B.a Les investigations entreprises par le Secrétariat d’Etat aux migrations (ci-après : SEM) ont révélé que l’intéressé s’était vu reconnaître le statut de réfugié par la Grèce en date du 3 février 2021.
B.b Le 9 juin 2026, le SEM a sollicité la reprise en charge du requérant auprès des autorités allemandes. Celles-ci ont refusé, au motif que la Grèce avait reconnu à l’intéressé la qualité de réfugié le 3 février 2021, précisant l’avoir renvoyé dans ce pays le 13 octobre 2025.
B.c Le 1er juillet 2026, le SEM a sollicité la réadmission du requérant auprès des autorités grecques.
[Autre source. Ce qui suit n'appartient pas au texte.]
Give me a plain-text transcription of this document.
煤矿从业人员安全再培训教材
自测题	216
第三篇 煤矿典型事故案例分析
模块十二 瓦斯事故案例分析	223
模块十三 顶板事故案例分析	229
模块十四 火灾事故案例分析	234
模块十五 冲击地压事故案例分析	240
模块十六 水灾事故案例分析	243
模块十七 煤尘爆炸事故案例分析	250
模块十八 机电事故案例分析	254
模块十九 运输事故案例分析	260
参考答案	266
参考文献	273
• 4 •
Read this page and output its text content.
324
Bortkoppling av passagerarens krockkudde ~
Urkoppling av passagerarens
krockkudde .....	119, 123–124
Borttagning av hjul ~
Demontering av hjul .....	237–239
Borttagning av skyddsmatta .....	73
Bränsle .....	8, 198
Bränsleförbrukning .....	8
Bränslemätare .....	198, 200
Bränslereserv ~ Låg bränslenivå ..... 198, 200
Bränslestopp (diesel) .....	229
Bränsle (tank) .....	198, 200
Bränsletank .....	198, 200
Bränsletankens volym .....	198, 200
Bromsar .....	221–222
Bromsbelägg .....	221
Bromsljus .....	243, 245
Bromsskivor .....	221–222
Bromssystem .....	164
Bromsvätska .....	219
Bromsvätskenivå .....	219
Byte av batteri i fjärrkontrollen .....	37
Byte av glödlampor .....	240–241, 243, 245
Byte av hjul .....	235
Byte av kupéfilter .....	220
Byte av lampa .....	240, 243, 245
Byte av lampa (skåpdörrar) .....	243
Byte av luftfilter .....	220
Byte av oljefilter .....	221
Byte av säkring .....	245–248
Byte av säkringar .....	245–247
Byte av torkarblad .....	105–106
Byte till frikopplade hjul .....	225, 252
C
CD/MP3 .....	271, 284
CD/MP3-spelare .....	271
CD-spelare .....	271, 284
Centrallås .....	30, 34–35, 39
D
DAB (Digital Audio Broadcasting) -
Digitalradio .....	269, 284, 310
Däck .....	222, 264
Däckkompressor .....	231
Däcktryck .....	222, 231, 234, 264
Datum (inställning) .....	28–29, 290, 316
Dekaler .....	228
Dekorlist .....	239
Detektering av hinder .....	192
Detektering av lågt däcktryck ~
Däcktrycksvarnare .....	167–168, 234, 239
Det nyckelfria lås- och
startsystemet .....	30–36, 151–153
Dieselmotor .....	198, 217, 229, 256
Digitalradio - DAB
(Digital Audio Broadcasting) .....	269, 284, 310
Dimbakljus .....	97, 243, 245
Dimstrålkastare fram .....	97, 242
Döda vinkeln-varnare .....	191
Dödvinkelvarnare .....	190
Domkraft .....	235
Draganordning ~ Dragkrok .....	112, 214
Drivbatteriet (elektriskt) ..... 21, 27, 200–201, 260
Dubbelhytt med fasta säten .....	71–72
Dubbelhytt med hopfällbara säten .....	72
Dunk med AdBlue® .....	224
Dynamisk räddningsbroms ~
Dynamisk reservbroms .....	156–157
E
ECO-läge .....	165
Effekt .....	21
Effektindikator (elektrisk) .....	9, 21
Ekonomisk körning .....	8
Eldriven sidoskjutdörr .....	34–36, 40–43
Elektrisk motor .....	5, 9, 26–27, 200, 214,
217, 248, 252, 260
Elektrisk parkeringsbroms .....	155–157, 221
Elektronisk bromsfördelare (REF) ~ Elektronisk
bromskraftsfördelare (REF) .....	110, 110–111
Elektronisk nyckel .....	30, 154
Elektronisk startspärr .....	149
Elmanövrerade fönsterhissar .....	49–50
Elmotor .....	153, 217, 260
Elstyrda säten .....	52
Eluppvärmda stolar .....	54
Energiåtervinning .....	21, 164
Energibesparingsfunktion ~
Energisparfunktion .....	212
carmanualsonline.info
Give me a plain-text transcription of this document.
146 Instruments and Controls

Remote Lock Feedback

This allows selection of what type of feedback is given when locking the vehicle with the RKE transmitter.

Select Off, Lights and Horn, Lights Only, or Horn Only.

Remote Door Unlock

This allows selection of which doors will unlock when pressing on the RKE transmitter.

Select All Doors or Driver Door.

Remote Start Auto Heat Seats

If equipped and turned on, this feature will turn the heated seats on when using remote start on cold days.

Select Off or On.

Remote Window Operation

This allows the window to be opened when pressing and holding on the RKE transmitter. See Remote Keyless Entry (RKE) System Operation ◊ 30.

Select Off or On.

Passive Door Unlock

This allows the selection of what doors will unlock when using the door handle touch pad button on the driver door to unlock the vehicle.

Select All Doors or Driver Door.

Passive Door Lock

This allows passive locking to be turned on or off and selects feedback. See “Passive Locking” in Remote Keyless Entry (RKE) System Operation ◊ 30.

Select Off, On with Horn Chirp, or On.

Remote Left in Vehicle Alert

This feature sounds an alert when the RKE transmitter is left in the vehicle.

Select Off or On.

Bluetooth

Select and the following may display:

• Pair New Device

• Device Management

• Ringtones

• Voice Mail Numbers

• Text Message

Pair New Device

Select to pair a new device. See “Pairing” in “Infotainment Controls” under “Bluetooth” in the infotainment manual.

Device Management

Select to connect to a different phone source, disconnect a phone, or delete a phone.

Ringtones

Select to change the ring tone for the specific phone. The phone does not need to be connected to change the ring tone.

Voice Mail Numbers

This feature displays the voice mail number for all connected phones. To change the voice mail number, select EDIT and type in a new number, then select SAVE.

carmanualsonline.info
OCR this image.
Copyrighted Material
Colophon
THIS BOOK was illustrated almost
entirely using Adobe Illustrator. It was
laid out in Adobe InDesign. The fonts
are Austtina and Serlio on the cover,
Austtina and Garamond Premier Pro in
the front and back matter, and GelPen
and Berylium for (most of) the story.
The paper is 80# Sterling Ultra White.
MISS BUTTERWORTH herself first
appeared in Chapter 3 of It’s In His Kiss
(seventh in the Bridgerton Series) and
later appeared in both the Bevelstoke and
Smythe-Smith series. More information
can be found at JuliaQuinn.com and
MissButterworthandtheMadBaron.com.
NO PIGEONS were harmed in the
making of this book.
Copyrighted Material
Celles-ci ont accepté en date du 4 juillet 2026, en confirmant qu’elles avaient reconnu à l’intéressé la qualité de réfugié et qu’il était au bénéfice d’un titre de séjour en Grèce, valable jusqu’au 2 février 2027.
B.d Après avoir soumis un projet de décision le 17 juillet 2026, sur lequel le requérant s’est déterminé le 20 juillet 2026, le SEM, par décision du 17 juillet 2026, notifiée le 21 juillet 2026, se fondant sur l’art. 31a al. 1 let. a LAsi (RS 142.31), n’est pas entré en matière sur la demande d’asile de l’intéressé, a prononcé son renvoi vers la Grèce et a ordonné l’exécution de cette mesure.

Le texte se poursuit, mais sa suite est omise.